In terms of caregiving, no state can force any adult child to do it. At least not directly.

To make my position on this issue clear, I am against pursuing adult children for support or care/medical costs for elderly parents, with the sole exception of the existence of evidence that the children got hold of the parents' money illicitly. The parents had a lifetime to plan and save. The cost of long-term care will ruin most adult children, especially with their likely economic situation these days. Inherent inequities make filial responsibility laws quite possibly unconstitutional (compare the burden an only child might face as opposed to sharing the burden among several children, for example).

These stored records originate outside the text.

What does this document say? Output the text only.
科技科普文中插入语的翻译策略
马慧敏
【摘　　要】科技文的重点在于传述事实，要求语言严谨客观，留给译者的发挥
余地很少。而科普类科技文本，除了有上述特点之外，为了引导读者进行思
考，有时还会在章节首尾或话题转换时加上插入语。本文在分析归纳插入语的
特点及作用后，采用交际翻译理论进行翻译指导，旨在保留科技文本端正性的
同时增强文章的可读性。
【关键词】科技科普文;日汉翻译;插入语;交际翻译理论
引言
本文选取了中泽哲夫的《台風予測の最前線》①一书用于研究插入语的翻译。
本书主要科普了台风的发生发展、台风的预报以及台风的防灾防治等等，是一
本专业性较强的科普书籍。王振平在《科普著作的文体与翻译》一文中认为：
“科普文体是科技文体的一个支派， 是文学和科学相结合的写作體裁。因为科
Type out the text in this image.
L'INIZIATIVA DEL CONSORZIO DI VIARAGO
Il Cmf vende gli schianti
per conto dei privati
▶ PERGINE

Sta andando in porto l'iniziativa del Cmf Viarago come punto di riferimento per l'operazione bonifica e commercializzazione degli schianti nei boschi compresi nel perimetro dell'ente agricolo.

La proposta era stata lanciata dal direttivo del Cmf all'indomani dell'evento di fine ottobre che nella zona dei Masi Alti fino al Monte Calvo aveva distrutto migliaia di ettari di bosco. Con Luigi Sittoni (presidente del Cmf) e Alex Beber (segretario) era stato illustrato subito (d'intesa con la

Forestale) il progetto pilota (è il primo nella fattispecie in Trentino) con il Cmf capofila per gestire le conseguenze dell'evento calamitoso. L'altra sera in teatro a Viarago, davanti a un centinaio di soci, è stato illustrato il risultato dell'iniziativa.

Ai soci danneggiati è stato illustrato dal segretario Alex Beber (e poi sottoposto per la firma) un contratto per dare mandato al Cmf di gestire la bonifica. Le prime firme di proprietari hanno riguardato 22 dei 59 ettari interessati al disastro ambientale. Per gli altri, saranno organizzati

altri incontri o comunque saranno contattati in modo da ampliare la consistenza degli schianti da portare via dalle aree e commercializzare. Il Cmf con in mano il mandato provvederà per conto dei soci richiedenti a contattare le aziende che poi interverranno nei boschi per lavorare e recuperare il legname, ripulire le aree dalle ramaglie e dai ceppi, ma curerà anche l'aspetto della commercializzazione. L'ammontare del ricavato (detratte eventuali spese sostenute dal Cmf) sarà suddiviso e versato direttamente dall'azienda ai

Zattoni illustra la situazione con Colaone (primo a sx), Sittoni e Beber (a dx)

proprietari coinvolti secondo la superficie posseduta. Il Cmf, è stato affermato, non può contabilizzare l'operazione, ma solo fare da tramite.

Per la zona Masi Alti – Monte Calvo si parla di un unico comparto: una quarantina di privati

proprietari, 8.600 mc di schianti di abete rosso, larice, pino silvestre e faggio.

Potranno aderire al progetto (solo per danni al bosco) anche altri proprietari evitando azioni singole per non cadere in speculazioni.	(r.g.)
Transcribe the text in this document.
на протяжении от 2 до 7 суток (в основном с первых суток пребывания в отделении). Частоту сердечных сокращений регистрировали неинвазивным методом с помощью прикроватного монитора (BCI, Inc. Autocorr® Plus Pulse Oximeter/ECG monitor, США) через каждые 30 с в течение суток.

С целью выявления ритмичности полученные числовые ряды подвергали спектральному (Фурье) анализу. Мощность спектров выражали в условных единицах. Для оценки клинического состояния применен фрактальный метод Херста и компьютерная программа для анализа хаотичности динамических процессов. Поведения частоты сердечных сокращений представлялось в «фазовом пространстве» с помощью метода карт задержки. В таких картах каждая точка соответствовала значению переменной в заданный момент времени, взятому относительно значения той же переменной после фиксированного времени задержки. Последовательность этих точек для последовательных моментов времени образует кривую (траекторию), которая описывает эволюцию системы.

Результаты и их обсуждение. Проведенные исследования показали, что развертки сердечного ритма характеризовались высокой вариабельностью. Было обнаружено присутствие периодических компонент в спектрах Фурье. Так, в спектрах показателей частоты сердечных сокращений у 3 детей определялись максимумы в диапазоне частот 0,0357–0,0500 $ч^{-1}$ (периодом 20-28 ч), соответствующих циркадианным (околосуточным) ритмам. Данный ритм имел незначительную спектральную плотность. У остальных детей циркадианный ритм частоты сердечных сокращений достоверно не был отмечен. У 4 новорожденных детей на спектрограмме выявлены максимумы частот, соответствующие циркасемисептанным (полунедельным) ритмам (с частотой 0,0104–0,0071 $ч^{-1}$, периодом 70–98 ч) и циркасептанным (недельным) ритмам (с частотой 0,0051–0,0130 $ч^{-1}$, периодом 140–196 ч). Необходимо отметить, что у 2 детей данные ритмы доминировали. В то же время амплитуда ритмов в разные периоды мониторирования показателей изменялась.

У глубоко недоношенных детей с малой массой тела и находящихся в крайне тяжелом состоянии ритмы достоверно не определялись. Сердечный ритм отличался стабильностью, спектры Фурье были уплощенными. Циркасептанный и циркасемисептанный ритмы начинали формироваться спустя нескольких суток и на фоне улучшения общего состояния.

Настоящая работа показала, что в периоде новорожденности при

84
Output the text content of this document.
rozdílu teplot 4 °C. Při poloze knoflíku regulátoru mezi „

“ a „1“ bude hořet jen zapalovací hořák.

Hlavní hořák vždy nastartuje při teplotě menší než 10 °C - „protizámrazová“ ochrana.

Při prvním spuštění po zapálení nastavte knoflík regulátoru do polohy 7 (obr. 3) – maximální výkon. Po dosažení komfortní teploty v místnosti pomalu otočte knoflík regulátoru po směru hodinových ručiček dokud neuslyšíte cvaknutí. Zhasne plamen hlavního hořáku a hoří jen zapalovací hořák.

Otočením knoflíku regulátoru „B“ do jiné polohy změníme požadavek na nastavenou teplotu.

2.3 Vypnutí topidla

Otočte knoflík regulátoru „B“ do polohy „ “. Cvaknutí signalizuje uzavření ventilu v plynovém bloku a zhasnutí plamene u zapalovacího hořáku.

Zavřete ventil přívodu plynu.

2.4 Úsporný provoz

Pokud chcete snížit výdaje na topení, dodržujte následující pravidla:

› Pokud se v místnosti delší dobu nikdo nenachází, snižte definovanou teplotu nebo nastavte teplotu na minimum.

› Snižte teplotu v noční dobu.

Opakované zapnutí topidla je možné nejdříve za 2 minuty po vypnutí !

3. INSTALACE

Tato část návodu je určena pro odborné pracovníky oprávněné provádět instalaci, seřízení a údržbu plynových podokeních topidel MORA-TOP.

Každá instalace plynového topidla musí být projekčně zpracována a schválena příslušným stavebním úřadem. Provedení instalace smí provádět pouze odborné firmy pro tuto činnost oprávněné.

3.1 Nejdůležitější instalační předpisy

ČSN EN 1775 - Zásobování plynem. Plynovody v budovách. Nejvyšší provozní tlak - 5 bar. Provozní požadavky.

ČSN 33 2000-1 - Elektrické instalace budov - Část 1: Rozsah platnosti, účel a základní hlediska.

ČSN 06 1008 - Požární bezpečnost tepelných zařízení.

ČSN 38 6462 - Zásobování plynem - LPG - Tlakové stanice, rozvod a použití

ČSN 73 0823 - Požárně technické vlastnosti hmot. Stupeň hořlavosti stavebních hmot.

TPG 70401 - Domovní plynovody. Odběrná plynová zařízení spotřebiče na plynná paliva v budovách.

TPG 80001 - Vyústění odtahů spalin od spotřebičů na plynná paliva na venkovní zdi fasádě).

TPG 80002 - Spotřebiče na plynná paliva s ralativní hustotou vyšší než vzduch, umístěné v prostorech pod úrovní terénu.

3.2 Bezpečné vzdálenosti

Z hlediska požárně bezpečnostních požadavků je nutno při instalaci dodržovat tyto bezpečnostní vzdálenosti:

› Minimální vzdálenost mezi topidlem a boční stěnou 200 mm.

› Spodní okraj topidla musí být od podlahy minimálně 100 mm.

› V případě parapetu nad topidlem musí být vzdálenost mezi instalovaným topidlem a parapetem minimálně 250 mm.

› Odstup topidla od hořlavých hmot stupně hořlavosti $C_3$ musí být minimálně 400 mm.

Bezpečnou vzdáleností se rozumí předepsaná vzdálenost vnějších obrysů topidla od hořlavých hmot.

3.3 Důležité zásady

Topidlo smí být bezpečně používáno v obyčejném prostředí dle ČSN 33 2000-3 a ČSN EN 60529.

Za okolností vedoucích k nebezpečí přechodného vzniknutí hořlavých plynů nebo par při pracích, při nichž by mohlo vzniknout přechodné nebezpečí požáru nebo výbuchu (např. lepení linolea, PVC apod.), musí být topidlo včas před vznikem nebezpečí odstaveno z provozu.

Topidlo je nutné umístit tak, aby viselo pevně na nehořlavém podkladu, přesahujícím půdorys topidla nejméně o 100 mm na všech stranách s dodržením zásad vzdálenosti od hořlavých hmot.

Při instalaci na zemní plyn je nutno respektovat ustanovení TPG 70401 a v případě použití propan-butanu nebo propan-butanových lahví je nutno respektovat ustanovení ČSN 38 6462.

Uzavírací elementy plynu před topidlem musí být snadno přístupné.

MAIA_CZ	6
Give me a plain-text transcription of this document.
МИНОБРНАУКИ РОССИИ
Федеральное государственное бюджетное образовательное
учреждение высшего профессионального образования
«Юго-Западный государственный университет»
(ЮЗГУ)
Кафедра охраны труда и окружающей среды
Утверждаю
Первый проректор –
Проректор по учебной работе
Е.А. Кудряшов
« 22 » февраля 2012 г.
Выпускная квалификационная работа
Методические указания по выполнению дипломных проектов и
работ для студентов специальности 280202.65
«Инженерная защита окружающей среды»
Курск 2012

And with the out-of-state children much less likely to be affected, it seems sure that a state will pursue for payment an exhausted caregiver child still in the same state who finally had to give up caring for her/his parent(s) after being impoverished and otherwise ruining her/his life. Patently unfair.

(Getting parents into a nursing home is much harder than many people who criticize families for doing so think; you can't simply drive Mom to a nursing home, push her out the car door, and keep going. Some people seem to think that children can just do this, though. Medical needs for care are an absolute necessity to get into long-term care. By the time this stage is reached, the parent has usually been cared for at home or in assisted living for some time.)

We pay taxes for this stuff. There should be strict laws against asset transfers to children and other tricks to make parents look poor on paper to qualify for Medicaid and other programs, but guess what? Those are in place now and have been for several years. Cheating should be hit hard. But innocent law-abiding adult children should not be put in a position of paying massive bills created by their parents because of some antiquated state law. Beware, however, of Republican attempts to pass a national filial responsibility law. They're festering to. This is their solution to the funding issues for Social Security, Medicare, and Medicaid.
Re: My autistic sister
June 18, 2012
Two words. Restraining. Order.
nonono
Re: My autistic sister
June 19, 2012
in my state if there is someone living in the house such as a spouse or a disabled person they get to stay.